Friday, March 09, 2007

A revisionist(?) look at Nehru's legacy

In column in the Business Standard, the brave Jaimini Bhagwati takes up the tough task of convincing us to give Nehru's economic policies a break. Given the conflicting advice and demands from his associates and others, the 'correct' or 'optimal' economic choices were not at all obvious; and he appears to have chosen a middle path.

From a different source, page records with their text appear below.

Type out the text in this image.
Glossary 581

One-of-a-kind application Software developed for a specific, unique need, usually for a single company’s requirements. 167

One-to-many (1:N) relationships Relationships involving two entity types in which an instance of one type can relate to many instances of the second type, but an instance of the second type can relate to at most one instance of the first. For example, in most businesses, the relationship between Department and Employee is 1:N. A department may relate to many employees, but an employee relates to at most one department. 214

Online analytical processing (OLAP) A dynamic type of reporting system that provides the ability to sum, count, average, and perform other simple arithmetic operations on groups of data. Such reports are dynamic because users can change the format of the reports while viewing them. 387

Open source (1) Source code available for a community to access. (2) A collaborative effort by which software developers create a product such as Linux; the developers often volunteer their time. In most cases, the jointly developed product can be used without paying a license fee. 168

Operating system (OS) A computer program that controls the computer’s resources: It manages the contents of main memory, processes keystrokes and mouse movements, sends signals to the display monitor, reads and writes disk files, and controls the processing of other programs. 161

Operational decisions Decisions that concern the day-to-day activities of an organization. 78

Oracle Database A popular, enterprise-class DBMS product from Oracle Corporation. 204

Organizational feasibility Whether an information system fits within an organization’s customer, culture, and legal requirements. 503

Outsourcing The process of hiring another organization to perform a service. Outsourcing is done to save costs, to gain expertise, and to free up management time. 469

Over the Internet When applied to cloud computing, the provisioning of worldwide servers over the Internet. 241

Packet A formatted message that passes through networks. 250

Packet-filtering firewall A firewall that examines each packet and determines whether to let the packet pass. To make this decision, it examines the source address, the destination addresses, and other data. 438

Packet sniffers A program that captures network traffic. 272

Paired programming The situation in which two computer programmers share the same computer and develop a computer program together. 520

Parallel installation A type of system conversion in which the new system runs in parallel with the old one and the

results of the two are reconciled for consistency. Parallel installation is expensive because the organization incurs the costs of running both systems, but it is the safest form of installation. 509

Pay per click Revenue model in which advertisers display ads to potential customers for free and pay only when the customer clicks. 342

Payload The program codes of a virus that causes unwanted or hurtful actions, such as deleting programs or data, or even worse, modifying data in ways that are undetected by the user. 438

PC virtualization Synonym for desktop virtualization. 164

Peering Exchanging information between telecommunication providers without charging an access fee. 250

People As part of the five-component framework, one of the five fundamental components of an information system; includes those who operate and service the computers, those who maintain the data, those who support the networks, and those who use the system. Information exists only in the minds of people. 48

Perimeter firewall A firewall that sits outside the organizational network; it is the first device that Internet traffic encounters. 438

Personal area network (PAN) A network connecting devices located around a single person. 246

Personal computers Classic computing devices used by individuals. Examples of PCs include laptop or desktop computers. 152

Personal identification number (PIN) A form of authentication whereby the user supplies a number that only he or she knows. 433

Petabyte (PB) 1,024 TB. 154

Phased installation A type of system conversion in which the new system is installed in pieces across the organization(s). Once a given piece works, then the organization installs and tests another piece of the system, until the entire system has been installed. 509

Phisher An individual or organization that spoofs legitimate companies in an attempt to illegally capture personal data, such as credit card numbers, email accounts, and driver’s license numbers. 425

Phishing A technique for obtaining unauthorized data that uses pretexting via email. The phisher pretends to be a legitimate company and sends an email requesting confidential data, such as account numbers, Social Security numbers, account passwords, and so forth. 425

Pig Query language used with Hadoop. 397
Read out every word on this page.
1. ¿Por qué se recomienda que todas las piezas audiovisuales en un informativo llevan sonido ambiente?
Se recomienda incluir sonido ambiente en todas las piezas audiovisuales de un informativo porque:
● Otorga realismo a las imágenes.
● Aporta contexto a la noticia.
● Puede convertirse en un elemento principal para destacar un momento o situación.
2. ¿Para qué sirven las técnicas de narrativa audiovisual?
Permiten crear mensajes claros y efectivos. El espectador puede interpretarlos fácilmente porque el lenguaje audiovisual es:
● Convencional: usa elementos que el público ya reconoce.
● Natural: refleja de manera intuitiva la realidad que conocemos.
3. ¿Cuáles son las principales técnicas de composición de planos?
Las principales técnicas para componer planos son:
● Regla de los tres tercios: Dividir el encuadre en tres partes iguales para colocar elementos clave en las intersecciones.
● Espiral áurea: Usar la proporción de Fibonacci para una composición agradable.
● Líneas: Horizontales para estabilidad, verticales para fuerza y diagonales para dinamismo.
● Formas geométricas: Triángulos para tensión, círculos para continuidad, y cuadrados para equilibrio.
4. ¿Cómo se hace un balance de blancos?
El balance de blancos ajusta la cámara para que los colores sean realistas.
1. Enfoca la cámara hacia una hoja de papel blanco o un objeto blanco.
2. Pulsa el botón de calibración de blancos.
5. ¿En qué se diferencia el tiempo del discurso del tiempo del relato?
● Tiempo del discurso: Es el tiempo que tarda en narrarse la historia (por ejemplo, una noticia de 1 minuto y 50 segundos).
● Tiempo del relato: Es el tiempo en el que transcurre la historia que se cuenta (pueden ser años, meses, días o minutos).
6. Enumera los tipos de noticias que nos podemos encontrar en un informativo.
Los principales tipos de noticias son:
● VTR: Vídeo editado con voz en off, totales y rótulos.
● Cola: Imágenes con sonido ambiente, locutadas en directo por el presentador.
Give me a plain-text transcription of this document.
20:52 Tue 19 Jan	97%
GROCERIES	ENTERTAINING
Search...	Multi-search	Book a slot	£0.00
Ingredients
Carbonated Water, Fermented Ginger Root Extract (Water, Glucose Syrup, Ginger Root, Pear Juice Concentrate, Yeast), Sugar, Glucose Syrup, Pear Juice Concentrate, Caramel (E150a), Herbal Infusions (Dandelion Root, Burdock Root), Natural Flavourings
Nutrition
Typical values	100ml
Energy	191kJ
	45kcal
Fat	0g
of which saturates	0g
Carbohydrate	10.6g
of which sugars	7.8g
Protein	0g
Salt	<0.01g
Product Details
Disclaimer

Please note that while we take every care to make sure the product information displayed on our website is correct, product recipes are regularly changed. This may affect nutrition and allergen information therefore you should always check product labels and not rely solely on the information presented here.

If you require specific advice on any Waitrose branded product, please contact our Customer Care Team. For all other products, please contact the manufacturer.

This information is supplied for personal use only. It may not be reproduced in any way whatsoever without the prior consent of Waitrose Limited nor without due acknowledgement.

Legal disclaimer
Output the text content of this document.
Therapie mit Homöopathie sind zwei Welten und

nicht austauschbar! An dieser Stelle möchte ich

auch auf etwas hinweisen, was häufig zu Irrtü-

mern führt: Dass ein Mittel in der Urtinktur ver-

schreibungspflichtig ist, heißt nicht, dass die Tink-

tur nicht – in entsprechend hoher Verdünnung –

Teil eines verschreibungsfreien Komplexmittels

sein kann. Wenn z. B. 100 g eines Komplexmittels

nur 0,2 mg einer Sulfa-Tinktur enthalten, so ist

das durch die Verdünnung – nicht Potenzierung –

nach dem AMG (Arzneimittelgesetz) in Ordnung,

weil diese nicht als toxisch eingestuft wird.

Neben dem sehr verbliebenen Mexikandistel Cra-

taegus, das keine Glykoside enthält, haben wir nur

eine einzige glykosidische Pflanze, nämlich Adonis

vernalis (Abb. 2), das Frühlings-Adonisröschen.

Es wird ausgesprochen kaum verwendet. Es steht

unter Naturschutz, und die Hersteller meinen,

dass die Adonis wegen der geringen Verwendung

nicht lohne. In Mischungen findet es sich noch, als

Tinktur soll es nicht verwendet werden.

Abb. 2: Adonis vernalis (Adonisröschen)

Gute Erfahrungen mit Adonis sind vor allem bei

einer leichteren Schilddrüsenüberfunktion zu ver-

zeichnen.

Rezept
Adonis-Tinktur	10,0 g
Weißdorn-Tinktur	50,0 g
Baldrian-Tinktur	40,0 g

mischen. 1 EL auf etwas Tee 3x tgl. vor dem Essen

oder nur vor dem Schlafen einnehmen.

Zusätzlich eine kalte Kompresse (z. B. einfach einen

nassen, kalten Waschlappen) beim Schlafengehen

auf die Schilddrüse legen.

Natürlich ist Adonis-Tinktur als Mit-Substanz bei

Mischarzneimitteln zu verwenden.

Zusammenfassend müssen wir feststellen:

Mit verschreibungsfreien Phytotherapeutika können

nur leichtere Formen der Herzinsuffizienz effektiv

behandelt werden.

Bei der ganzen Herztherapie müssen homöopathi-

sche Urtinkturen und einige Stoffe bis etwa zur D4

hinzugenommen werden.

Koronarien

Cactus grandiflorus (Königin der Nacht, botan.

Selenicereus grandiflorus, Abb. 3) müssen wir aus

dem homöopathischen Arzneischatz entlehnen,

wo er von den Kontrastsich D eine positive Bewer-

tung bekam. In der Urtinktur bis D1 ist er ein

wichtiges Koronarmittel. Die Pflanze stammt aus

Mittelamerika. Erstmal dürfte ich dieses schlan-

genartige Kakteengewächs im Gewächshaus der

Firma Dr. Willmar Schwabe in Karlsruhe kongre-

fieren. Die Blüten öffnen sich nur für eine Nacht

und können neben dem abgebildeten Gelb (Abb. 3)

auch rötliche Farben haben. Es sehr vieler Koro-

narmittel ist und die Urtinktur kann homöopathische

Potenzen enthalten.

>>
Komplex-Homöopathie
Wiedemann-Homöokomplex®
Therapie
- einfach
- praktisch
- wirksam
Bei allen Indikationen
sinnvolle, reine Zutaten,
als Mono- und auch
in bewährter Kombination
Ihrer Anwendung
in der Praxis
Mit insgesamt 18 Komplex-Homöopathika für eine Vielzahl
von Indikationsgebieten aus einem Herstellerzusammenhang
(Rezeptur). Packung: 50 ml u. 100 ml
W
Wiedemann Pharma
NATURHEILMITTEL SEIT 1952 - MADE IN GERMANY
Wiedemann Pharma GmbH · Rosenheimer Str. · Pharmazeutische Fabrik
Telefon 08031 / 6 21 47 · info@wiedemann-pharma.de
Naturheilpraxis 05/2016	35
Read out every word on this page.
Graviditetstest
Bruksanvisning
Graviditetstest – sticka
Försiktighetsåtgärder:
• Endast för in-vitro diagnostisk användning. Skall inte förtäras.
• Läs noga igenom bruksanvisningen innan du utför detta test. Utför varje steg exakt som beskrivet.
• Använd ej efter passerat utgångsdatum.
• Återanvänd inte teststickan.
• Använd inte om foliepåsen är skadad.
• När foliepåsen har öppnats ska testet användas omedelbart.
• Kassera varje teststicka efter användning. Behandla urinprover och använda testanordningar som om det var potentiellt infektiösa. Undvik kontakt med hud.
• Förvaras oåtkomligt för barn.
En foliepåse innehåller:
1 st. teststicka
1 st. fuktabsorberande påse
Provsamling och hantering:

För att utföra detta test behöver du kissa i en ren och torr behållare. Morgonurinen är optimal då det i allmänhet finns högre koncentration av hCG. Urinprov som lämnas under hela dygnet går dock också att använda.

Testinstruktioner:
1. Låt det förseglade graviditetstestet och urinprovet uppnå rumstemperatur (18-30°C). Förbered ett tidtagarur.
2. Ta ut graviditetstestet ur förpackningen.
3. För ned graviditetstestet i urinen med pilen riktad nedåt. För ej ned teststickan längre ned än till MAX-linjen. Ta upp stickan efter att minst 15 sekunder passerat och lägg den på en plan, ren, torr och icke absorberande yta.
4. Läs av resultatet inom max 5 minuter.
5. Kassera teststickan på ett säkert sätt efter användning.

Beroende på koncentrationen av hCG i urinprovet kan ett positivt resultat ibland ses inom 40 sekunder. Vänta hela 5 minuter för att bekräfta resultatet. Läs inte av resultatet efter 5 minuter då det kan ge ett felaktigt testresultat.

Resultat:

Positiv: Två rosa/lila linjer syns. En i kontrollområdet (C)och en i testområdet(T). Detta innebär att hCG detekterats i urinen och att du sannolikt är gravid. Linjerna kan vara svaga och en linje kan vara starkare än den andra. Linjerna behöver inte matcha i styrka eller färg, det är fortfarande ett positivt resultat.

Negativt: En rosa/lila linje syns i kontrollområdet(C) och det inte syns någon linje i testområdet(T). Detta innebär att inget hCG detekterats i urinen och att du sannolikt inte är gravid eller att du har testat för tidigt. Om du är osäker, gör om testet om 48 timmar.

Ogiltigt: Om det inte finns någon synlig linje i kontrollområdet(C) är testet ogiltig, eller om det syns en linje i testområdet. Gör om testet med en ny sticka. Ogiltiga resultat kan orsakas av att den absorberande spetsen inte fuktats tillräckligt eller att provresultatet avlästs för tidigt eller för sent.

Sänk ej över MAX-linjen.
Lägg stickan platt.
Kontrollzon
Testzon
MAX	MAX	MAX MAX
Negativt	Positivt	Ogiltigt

Within his political peer group Nehru had sharp differences of opinion both with those who argued for a lower government profile and those who advocated tighter controls. For example, in 1950 the then finance minister, John Mathai, opposed the creation of the Planning Commission. At the same time, Nehru was subjected to severe criticism from the left by Jayaprakash Narayan. It appears that Nehru decided to follow a left-leaning compromise among the several competing points of view. This has been corroborated by Arvind Panagariya in his article titled Political Economy of Trade and Foreign Investment Policies in India 1950-2006 (NCAER Golden Jubilee Conference, December 2006), which concludes that "it can be justifiably argued that if the influence of Nehru had not been dominant and India had strictly followed the prevailing academic orthodoxy, the outcome would have been more, not less, protectionist ... on balance, Nehru's approach produced a more liberal outcome in the 1950s".